Этот день был для него особенно тяжелым — тринадцатый день рождения, день, когда он сменил свой официальный статус, превратился из ребенка в подростка. Он знал, что дома не будет никакого праздника, сомневался, что кто-нибудь вообще вспомнит об этом событии; лучшее, на что он мог надеяться, — это маленький сувенир, ну два, от матери и от Дэнни (на самом деле тоже от матери), которые она вручит ему втихомолку, так, чтобы никто больше не видел, в своей комнате, перед тем как лечь спать. Он понимал, что причиной такого поведения матери является такая же, как и у него, глубокая растерянность и опасение как-то выделить своих детей в этой большой семье, на глазах мужа, который, как она считала, облагодетельствовал ее. Так что празднование его дня рождения превращалось в предосудительное и запретное дело. Как будто он не заслужил праздника или же, что еще хуже, он существовал лишь как имя, как звук. И потому лучшее, что у него оставалось, — это бродить по лесу, убивая время и стараясь не думать обо всем творящемся вокруг.
Так оно и было — пока он не увидел камень.
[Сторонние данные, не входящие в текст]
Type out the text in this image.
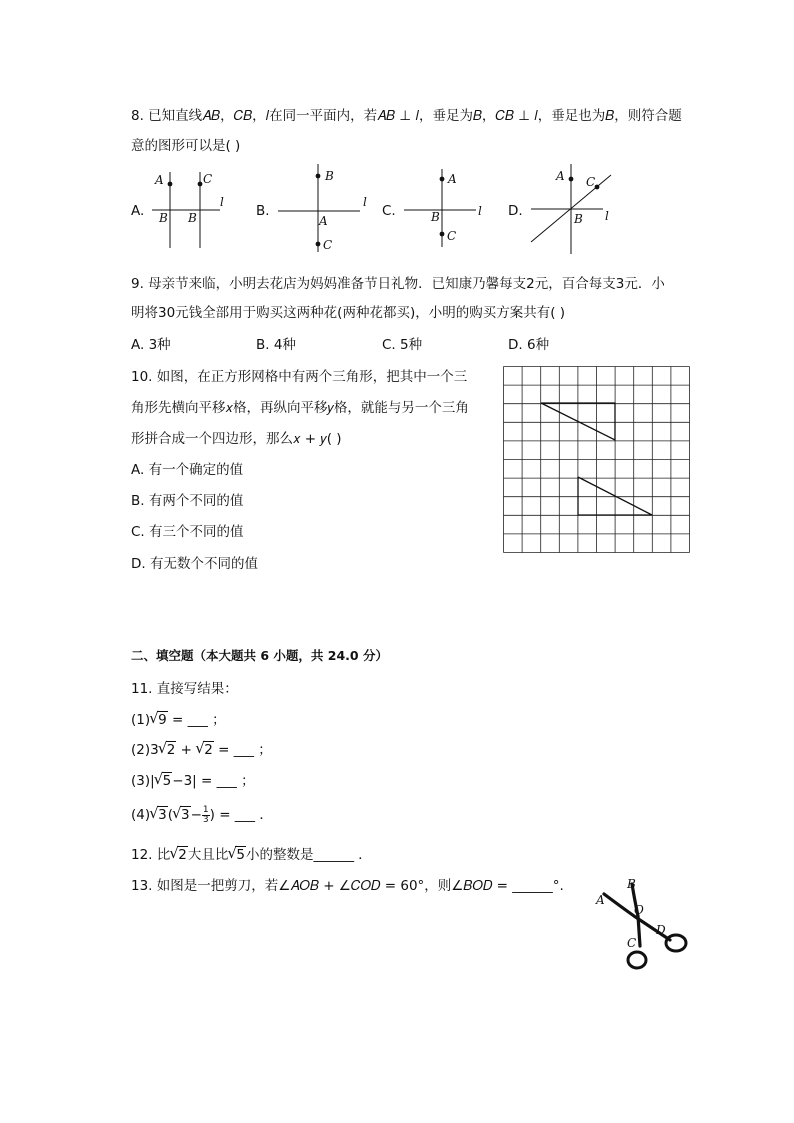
8. 已知直线𝐴𝐵，𝐶𝐵，𝑙在同一平面内，若𝐴𝐵 ⊥ 𝑙，垂足为𝐵，𝐶𝐵 ⊥ 𝑙，垂足也为𝐵，则符合题
意的图形可以是( )
A.
A	C
l
B B	B.
B
l
A
C
C.
A
B	l
C
D.
A C
B l
9. 母亲节来临，小明去花店为妈妈准备节日礼物．已知康乃馨每支2元，百合每支3元．小
明将30元钱全部用于购买这两种花(两种花都买)，小明的购买方案共有( )
A. 3种	B. 4种	C. 5种	D. 6种
10. 如图，在正方形网格中有两个三角形，把其中一个三
角形先横向平移𝑥格，再纵向平移𝑦格，就能与另一个三角
形拼合成一个四边形，那么𝑥 + 𝑦( )
A. 有一个确定的值
B. 有两个不同的值
C. 有三个不同的值
D. 有无数个不同的值
二、填空题（本大题共 6 小题，共 24.0 分）
11. 直接写结果：
(1) √ 9 = ___ ；
(2)3 √ 2 + √ 2 = ___ ；
(3)| √ 5−3| = ___ ；
(4) √ 3( √ $3- \frac{1}{3}$ ) = ___ ．
12. 比 √ 2大且比 √ 5小的整数是______ ．
13. 如图是一把剪刀，若∠𝐴𝑂𝐵 + ∠𝐶𝑂𝐷 = 60°，则∠𝐵𝑂𝐷 = ______°.
A
B
O
C
D
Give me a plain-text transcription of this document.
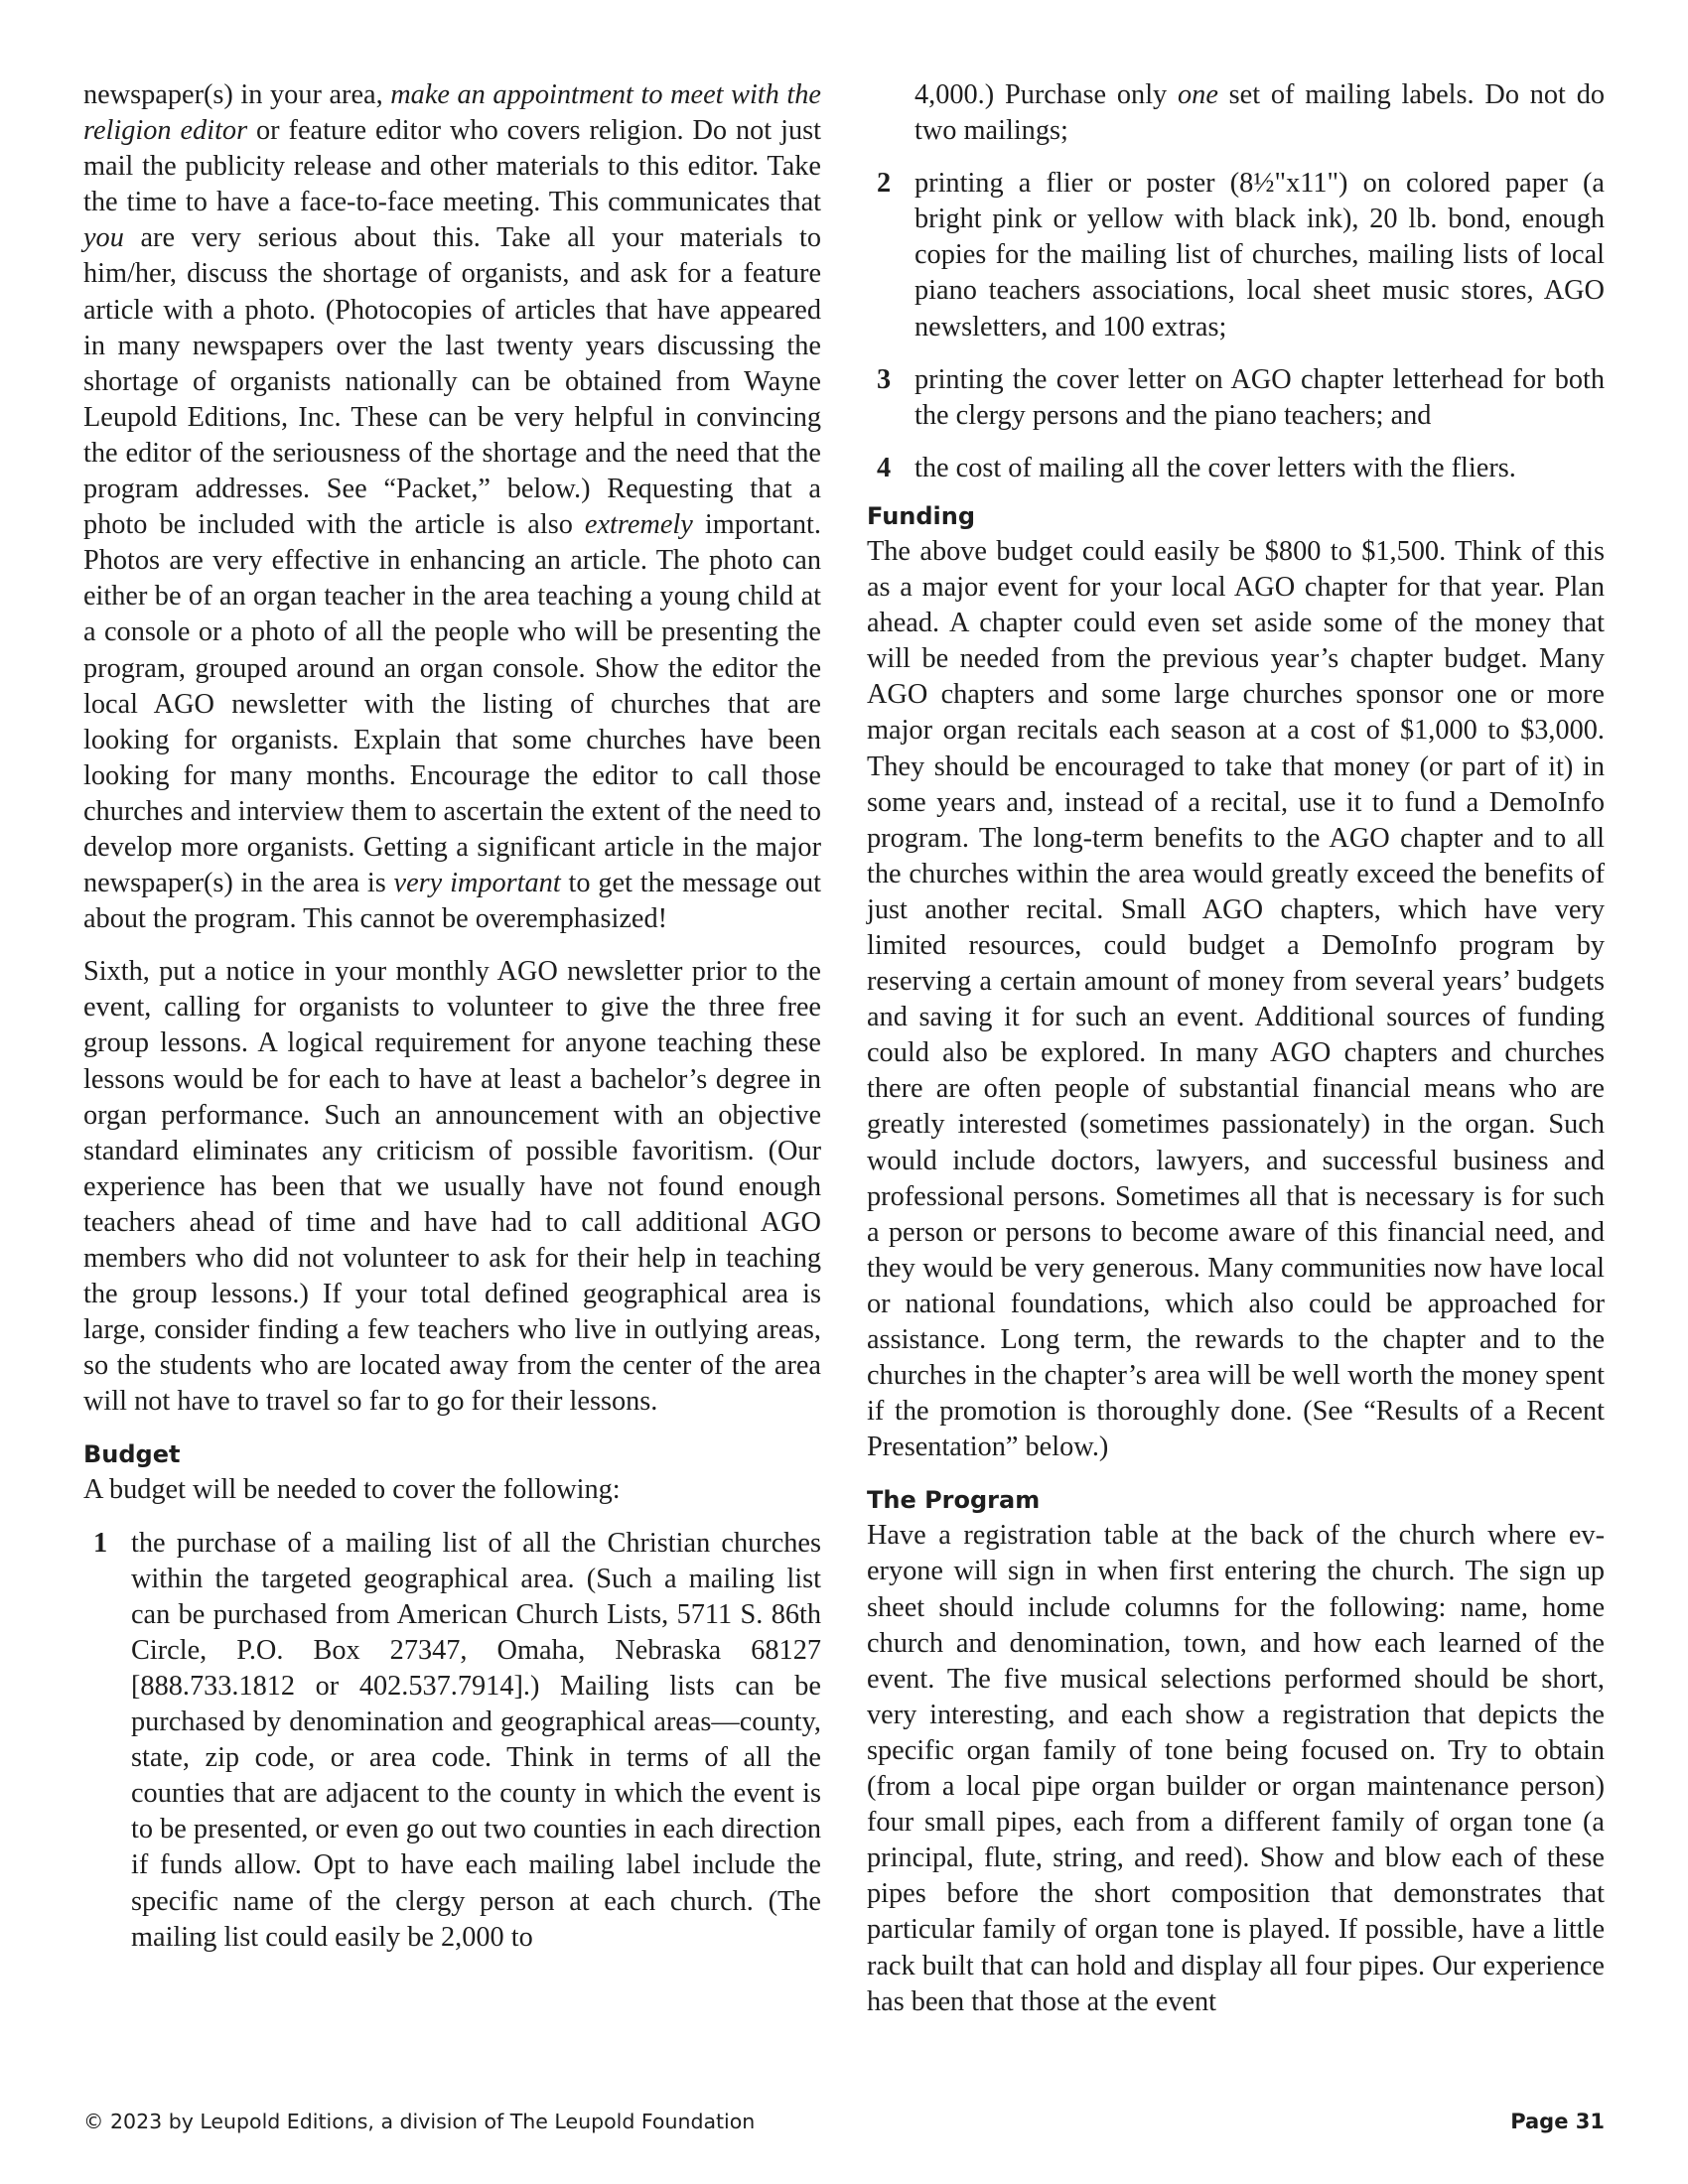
newspaper(s) in your area, make an appointment to meet with the religion editor or feature editor who covers religion. Do not just mail the publicity release and other materials to this editor. Take the time to have a face-to-face meeting. This communicates that you are very serious about this. Take all your materials to him/her, discuss the shortage of organists, and ask for a feature article with a photo. (Photocopies of articles that have appeared in many newspapers over the last twenty years discussing the shortage of organists nationally can be obtained from Wayne Leupold Editions, Inc. These can be very helpful in convincing the editor of the seriousness of the shortage and the need that the program addresses. See “Packet,” below.) Requesting that a photo be included with the article is also extremely important. Photos are very effective in enhancing an article. The photo can either be of an organ teacher in the area teaching a young child at a console or a photo of all the people who will be presenting the program, grouped around an organ console. Show the editor the local AGO newsletter with the listing of churches that are looking for organists. Explain that some churches have been looking for many months. Encourage the editor to call those churches and interview them to ascertain the extent of the need to develop more organists. Getting a significant article in the major newspaper(s) in the area is very important to get the message out about the program. This cannot be overemphasized!

Sixth, put a notice in your monthly AGO newsletter prior to the event, calling for organists to volunteer to give the three free group lessons. A logical requirement for anyone teaching these lessons would be for each to have at least a bachelor’s degree in organ performance. Such an announcement with an objective standard eliminates any criticism of possible favoritism. (Our experience has been that we usually have not found enough teachers ahead of time and have had to call additional AGO members who did not volunteer to ask for their help in teaching the group lessons.) If your total defined geographical area is large, consider finding a few teachers who live in outlying areas, so the students who are located away from the center of the area will not have to travel so far to go for their lessons.

Budget

A budget will be needed to cover the following:

1 the purchase of a mailing list of all the Christian churches within the targeted geographical area. (Such a mailing list can be purchased from American Church Lists, 5711 S. 86th Circle, P.O. Box 27347, Omaha, Nebraska 68127 [888.733.1812 or 402.537.7914].) Mailing lists can be purchased by denomination and geographical areas—county, state, zip code, or area code. Think in terms of all the counties that are adjacent to the county in which the event is to be presented, or even go out two counties in each direction if funds allow. Opt to have each mailing label include the specific name of the clergy person at each church. (The mailing list could easily be 2,000 to

4,000.) Purchase only one set of mailing labels. Do not do two mailings;

2 printing a flier or poster (8½"x11") on colored paper (a bright pink or yellow with black ink), 20 lb. bond, enough copies for the mailing list of churches, mailing lists of local piano teachers associations, local sheet music stores, AGO newsletters, and 100 extras;

3 printing the cover letter on AGO chapter letterhead for both the clergy persons and the piano teachers; and

4 the cost of mailing all the cover letters with the fliers.

Funding

The above budget could easily be $800 to $1,500. Think of this as a major event for your local AGO chapter for that year. Plan ahead. A chapter could even set aside some of the money that will be needed from the previous year’s chapter budget. Many AGO chapters and some large churches sponsor one or more major organ recitals each season at a cost of $1,000 to $3,000. They should be encouraged to take that money (or part of it) in some years and, instead of a recital, use it to fund a DemoInfo program. The long-term benefits to the AGO chapter and to all the churches within the area would greatly exceed the benefits of just another recital. Small AGO chapters, which have very limited resources, could budget a DemoInfo program by reserving a certain amount of money from several years’ budgets and saving it for such an event. Additional sources of funding could also be explored. In many AGO chapters and churches there are often people of substantial financial means who are greatly interested (sometimes passionately) in the organ. Such would include doctors, lawyers, and successful business and professional persons. Sometimes all that is necessary is for such a person or persons to become aware of this financial need, and they would be very generous. Many communities now have local or national foundations, which also could be approached for assistance. Long term, the rewards to the chapter and to the churches in the chapter’s area will be well worth the money spent if the promotion is thoroughly done. (See “Results of a Recent Presentation” below.)

The Program

Have a registration table at the back of the church where everyone will sign in when first entering the church. The sign up sheet should include columns for the following: name, home church and denomination, town, and how each learned of the event. The five musical selections performed should be short, very interesting, and each show a registration that depicts the specific organ family of tone being focused on. Try to obtain (from a local pipe organ builder or organ maintenance person) four small pipes, each from a different family of organ tone (a principal, flute, string, and reed). Show and blow each of these pipes before the short composition that demonstrates that particular family of organ tone is played. If possible, have a little rack built that can hold and display all four pipes. Our experience has been that those at the event

© 2023 by Leupold Editions, a division of The Leupold Foundation	Page 31
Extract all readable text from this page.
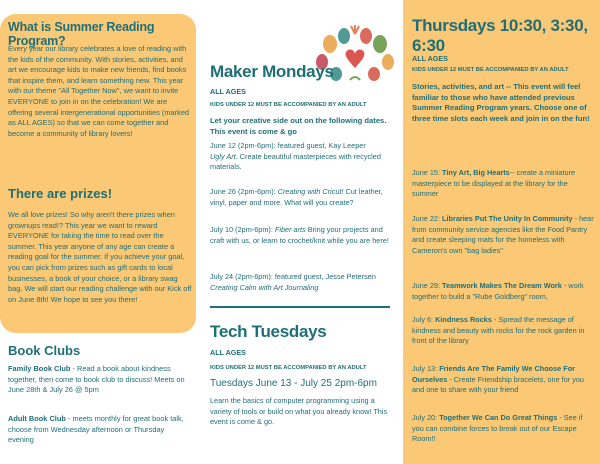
What is Summer Reading Program?
Every year our library celebrates a love of reading with the kids of the community. With stories, activities, and art we encourage kids to make new friends, find books that inspire them, and learn something new. This year with our theme "All Together Now", we want to invite EVERYONE to join in on the celebration! We are offering several intergenerational opportunities (marked as ALL AGES) so that we can come together and become a community of library lovers!
There are prizes!
We all love prizes! So why aren't there prizes when grownups read!? This year we want to reward EVERYONE for taking the time to read over the summer. This year anyone of any age can create a reading goal for the summer. If you achieve your goal, you can pick from prizes such as gift cards to local businesses, a book of your choice, or a library swag bag. We will start our reading challenge with our Kick off on June 8th! We hope to see you there!
Book Clubs
Family Book Club - Read a book about kindness together, then come to book club to discuss! Meets on June 28th & July 26 @ 5pm
Adult Book Club - meets monthly for great book talk, choose from Wednesday afternoon or Thursday evening
Maker Mondays
ALL AGES
KIDS UNDER 12 MUST BE ACCOMPANIED BY AN ADULT
Let your creative side out on the following dates. This event is come & go
June 12 (2pm-6pm): featured guest, Kay Leeper
Ugly Art. Create beautiful masterpieces with recycled materials.
June 26 (2pm-6pm): Creating with Cricut! Cut leather, vinyl, paper and more. What will you create?
July 10 (2pm-6pm): Fiber arts Bring your projects and craft with us, or learn to crochet/knit while you are here!
July 24 (2pm-6pm): featured guest, Jesse Petersen
Creating Calm with Art Journaling
Tech Tuesdays
ALL AGES
KIDS UNDER 12 MUST BE ACCOMPANIED BY AN ADULT
Tuesdays June 13 - July 25 2pm-6pm
Learn the basics of computer programming using a variety of tools or build on what you already know! This event is come & go.
Thursdays 10:30, 3:30, 6:30
ALL AGES
KIDS UNDER 12 MUST BE ACCOMPANIED BY AN ADULT
Stories, activities, and art -- This event will feel familiar to those who have attended previous Summer Reading Program years. Choose one of three time slots each week and join in on the fun!
June 15: Tiny Art, Big Hearts-- create a miniature masterpiece to be displayed at the library for the summer
June 22: Libraries Put The Unity In Community - hear from community service agencies like the Food Pantry and create sleeping mats for the homeless with Cameron's own "bag ladies"
June 29: Teamwork Makes The Dream Work - work together to build a "Rube Goldberg" room,
July 6: Kindness Rocks - Spread the message of kindness and beauty with rocks for the rock garden in front of the library
July 13: Friends Are The Family We Choose For Ourselves - Create Friendship bracelets, one for you and one to share with your friend
July 20: Together We Can Do Great Things - See if you can combine forces to break out of our Escape Room!!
Ничем, в общем-то, не примечательный камень лежал в стороне от тропинки, был полускрыт кустами, но привлек его внимание тем, что на нем было что-то написано. Заинтригованный, он перебрался через преграждавшее путь бревно, раздвинул листву и приблизился к находке. И увидел, что же именно там написано — мелом, крупными четкими буквами и, по-видимому, совсем недавно.
«Я — ЭТО Я!»
Он непроизвольно оглянулся, рассчитывая, что автор надписи где-нибудь неподалеку. Но никого не увидел. Тогда он повернулся к камню и стал вновь и вновь перечитывать надпись. И чем дольше перечитывал, тем больше утверждался в мысли, что она сделана здесь исключительно для него. Весь остаток дня и весь вечер он думал о случившемся. В конце концов, уже перед тем, как ложиться спать, он записал эти слова в свою школьную тетрадь. После этого стал воспринимать их как свой девиз. Как свою Декларацию независимости. И в это самое мгновение он осознал, что свободен.